Mr. Bonifaz admits that the word "territory" is a new one in the official lexicon, but he stresses that it in no way signifies an end to state authority in Pastaza, especially in the area of petroleum development.
"The state is the owner of the subsoil, period," he says.
Oil industry officials and analysts, however, say they fear the government and the Indians have simply decided to postpone the inevitable conflict over new petroleum exploration and drilling, vital for maintaining the nation's proven reserves at slightly under 1.5 billion barrels.
Indeed OPIP is so serious about elaborating its own environmental program for Pastaza that it is planning to send six Indian leaders to the University of California at Berkeley in September to study land management and ecology.
"The minute we get the land, the government is going to have to begin taking our point of view into account" says Leonardo Viteri, an OPIP leader. "The battle over Pastaza's future has just begun."
Such statements cause petroleum executives and analysts to worry that they will never be welcome in Pastaza even if they promise to use the most environmentally sound drilling methods. Last month the Atlantic Richfield Company announced the discovery of 164 million barrels of oil in the region, and many analysts say the field can be exploited with minimum damage to the rain forest.
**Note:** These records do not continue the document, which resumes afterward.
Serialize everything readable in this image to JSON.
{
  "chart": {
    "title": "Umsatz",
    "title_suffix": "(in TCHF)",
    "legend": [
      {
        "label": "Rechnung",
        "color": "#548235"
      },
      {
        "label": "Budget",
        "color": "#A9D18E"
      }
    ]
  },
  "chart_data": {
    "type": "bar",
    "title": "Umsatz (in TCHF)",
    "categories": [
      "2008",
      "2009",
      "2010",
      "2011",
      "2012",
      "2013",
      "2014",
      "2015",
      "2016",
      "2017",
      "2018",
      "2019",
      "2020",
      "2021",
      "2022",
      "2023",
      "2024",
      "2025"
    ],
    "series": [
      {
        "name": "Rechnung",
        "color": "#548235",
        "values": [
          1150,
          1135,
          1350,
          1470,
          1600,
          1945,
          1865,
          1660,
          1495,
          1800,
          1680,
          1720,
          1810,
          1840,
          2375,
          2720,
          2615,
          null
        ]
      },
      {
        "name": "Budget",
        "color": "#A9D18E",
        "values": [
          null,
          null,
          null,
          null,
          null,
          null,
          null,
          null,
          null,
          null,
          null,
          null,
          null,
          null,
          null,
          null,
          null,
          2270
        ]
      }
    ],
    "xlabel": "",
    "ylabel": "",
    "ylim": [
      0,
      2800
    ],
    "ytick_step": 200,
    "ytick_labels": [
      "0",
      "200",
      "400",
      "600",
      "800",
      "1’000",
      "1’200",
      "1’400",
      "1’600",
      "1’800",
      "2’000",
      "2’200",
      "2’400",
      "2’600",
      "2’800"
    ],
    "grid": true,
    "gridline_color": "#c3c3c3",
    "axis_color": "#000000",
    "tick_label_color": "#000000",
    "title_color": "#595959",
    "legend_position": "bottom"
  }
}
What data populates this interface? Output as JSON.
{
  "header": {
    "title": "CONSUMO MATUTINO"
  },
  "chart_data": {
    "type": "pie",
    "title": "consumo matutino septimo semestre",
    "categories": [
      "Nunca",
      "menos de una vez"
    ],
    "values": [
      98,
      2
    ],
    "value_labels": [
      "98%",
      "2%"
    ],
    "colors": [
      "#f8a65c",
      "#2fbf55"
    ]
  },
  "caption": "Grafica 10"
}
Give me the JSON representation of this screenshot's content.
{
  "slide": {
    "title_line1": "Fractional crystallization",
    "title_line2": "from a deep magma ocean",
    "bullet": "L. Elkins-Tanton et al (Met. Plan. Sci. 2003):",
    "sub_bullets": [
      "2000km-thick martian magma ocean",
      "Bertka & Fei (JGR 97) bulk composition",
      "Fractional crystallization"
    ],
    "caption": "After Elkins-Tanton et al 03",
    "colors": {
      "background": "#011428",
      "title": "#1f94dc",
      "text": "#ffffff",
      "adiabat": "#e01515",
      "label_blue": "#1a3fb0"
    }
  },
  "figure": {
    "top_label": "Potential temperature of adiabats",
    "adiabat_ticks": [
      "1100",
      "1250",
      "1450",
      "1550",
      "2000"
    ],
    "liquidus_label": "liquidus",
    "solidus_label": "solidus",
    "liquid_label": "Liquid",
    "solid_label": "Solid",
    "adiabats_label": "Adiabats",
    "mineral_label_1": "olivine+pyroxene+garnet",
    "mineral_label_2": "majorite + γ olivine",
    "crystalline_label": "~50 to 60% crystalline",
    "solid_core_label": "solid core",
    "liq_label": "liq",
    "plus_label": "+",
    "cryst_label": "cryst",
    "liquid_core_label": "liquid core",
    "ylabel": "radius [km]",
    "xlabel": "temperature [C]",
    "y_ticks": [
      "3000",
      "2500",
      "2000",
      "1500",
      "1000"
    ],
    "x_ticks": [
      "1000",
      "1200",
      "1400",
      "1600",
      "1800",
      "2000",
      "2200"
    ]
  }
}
"All efforts to address environmental concerns are unlikely to convince Indians who have never seen the land as something to be developed," says Nancy Jervis, a Quito petroleum analyst. "The minute oil companies try to go into Pastaza there will be another uprising." The last national protest by Indians in June 1990 shook the country into a new awareness of the problems of native peoples, who account for about 30 percent of the total population of 10 million.
Most Ecuadorans, even those working in the petroleum sector, give the Indians credit for placing their concerns on the national agenda.
OPIP leaders are also apparently learning to listen to other points of view. When the organization began the march, leaders were demanding a moratorium on petroleum exploration and drilling in the Amazon. Now they say they would allow such activity under the strictist environmental regulations, including reducing the number of roads built through the rain forest by petroleum companies. Such roads are often used by invading colonists.
At least some Ecuadorans say the Indians' more flexible attitude represents not a clever guise to grab land, but the growing maturity of a people who will help decide the fate of Ecuador's rain forest.